My Evil Mother: A Short Story
Margaret Atwood
You’re so evil,” I said to my mother. I was fifteen, the talk-back age.
“I take that as a compliment,” she said. “Yes, I’m evil, as others might define that term. But I use my evil powers only for good.”
“Yeah, tell me another,” I replied. We were having an argument about my new boyfriend, Brian. “Anyway, who gets to say what’s good?”
My mother was in the kitchen, grinding something in her mortar. She often ground things in her mortar, though sometimes she used the Mixmaster. If I said, “What’s that?” she might say, “Garlic and parsley,” and I’d know she was in Joy of Cooking mode. But if she said, “Look the other way” or “What you don’t know won’t hurt you” or “I’ll tell you when you’re old enough,” I’d realize there was trouble in store for someone.
She was ahead of her time with the garlic, I feel compelled to mention: most people in our kind of neighborhood hadn’t found out about it yet.
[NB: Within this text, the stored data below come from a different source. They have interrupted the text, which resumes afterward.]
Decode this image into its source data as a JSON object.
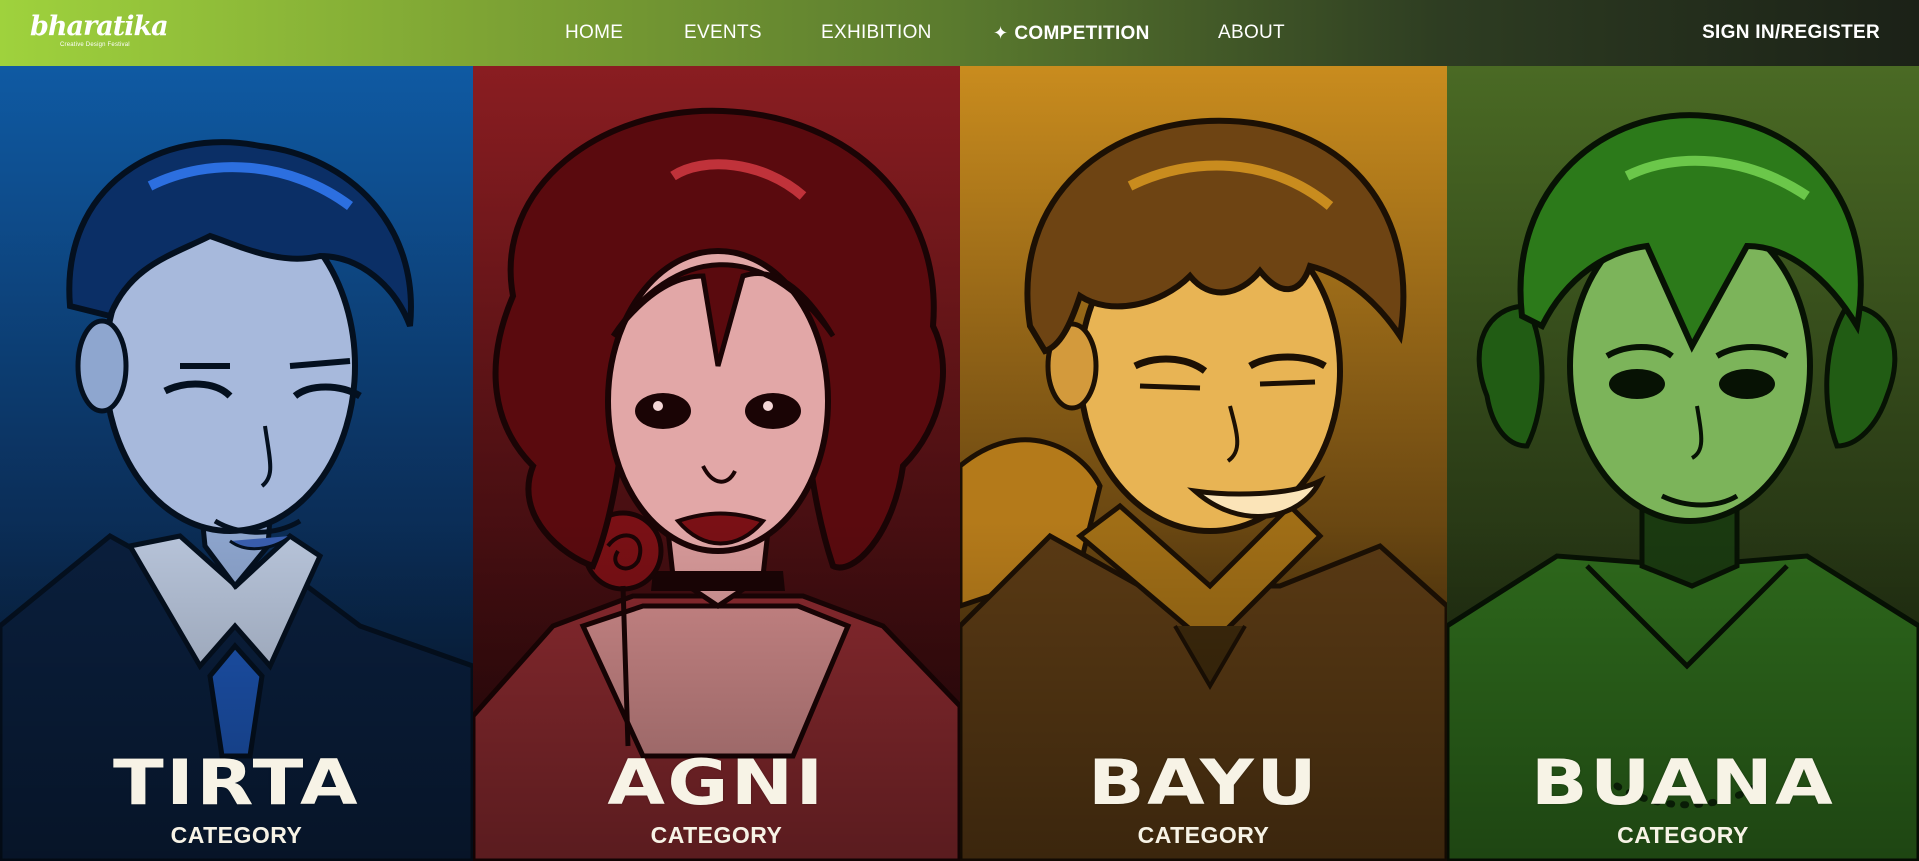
{
  "logo": {
    "text": "bharatika",
    "tagline": "Creative Design Festival"
  },
  "nav": {
    "items": [
      {
        "label": "HOME",
        "active": false
      },
      {
        "label": "EVENTS",
        "active": false
      },
      {
        "label": "EXHIBITION",
        "active": false
      },
      {
        "label": "COMPETITION",
        "active": true,
        "icon": "sparkle-icon"
      },
      {
        "label": "ABOUT",
        "active": false
      }
    ],
    "signin": "SIGN IN/REGISTER"
  },
  "panels": [
    {
      "name": "TIRTA",
      "subtitle": "CATEGORY",
      "color": "#0f5aa3"
    },
    {
      "name": "AGNI",
      "subtitle": "CATEGORY",
      "color": "#8a1d21"
    },
    {
      "name": "BAYU",
      "subtitle": "CATEGORY",
      "color": "#c98c1e"
    },
    {
      "name": "BUANA",
      "subtitle": "CATEGORY",
      "color": "#4a6a24"
    }
  ],
  "colors": {
    "nav_start": "#9fd23d",
    "nav_end": "#1b2117",
    "text_light": "#f7f3e6"
  }
}
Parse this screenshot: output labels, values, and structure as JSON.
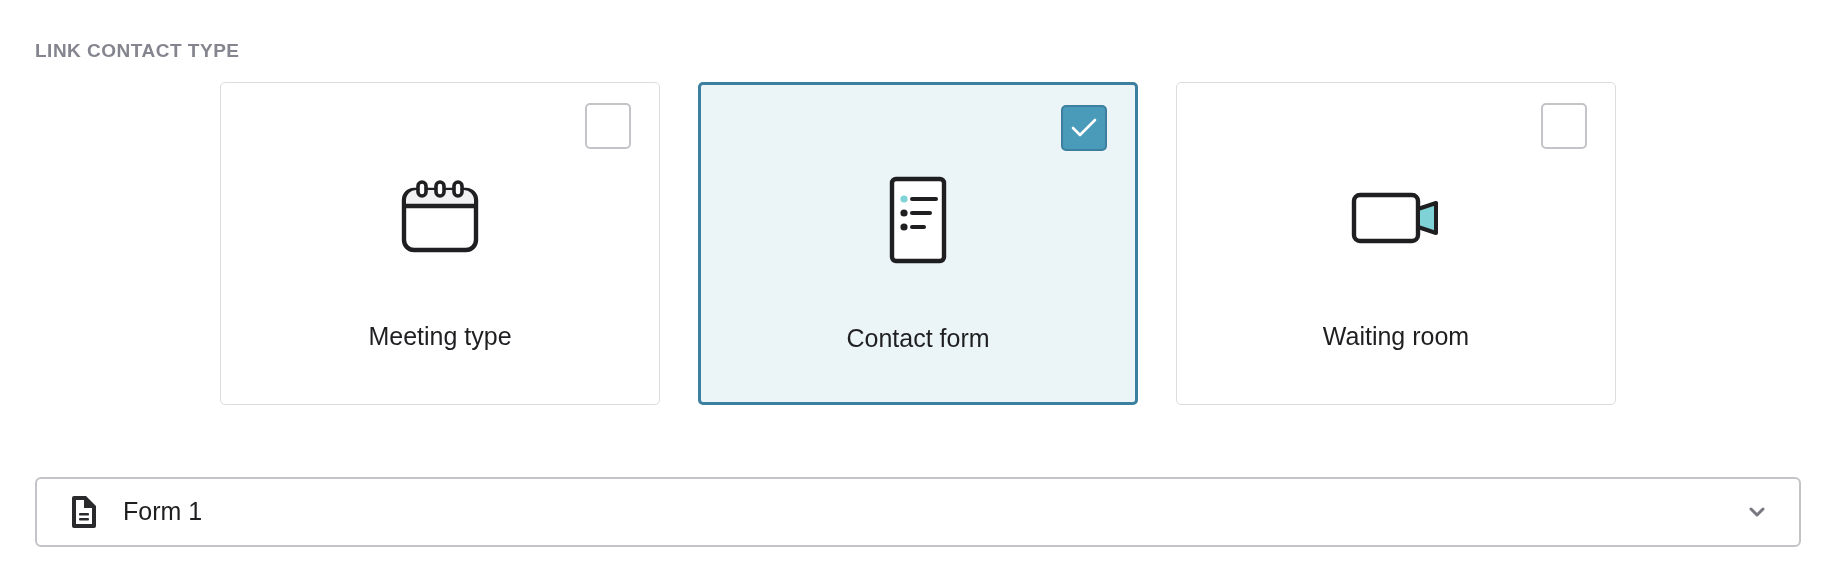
{
  "section_label": "LINK CONTACT TYPE",
  "options": [
    {
      "kind": "calendar",
      "label": "Meeting type",
      "selected": false
    },
    {
      "kind": "form",
      "label": "Contact form",
      "selected": true
    },
    {
      "kind": "video",
      "label": "Waiting room",
      "selected": false
    }
  ],
  "form_select": {
    "value": "Form 1"
  }
}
Our neighborhood was on the northern margin of Toronto, one of many cities that were rapidly expanding over farm fields and drained swamps, wreaking havoc with the vole populations and flattening burdocks as they went. Out of the bulldozed mud had sprouted postwar split-levels in tidy rows, each with a picture window—ranch style, with flat roofs that hadn’t yet begun to leak in the winters. Those who lived in these houses were young moderns, with children. The fathers had jobs, the mothers not. My mother was an anomaly: no visible husband, no job exactly, though she did seem to have a means of support.
Our kitchen was large and sunlit, with a canary-yellow linoleum floor, a breakfast nook, and a white dresser with rows of blue plates and bowls. My mother had a thing for blue in tableware; she said it warded off any evil eyes intent on ruining the food.
Her eyebrows were plucked into two incredulous arches, as was almost still the fashion. She was neither tall nor short, neither plump nor thin. In everything, she took care to imitate the third choice of Goldilocks: just right. That day she was wearing a flowered apron—tulips and daffodils—over a shirtwaist dress with small white and pastel-green stripes and a Peter Pan collar. Cuban heels. Single strand of pearls, wild, not cultured. (Worth it, she said: only the wild ones had souls.)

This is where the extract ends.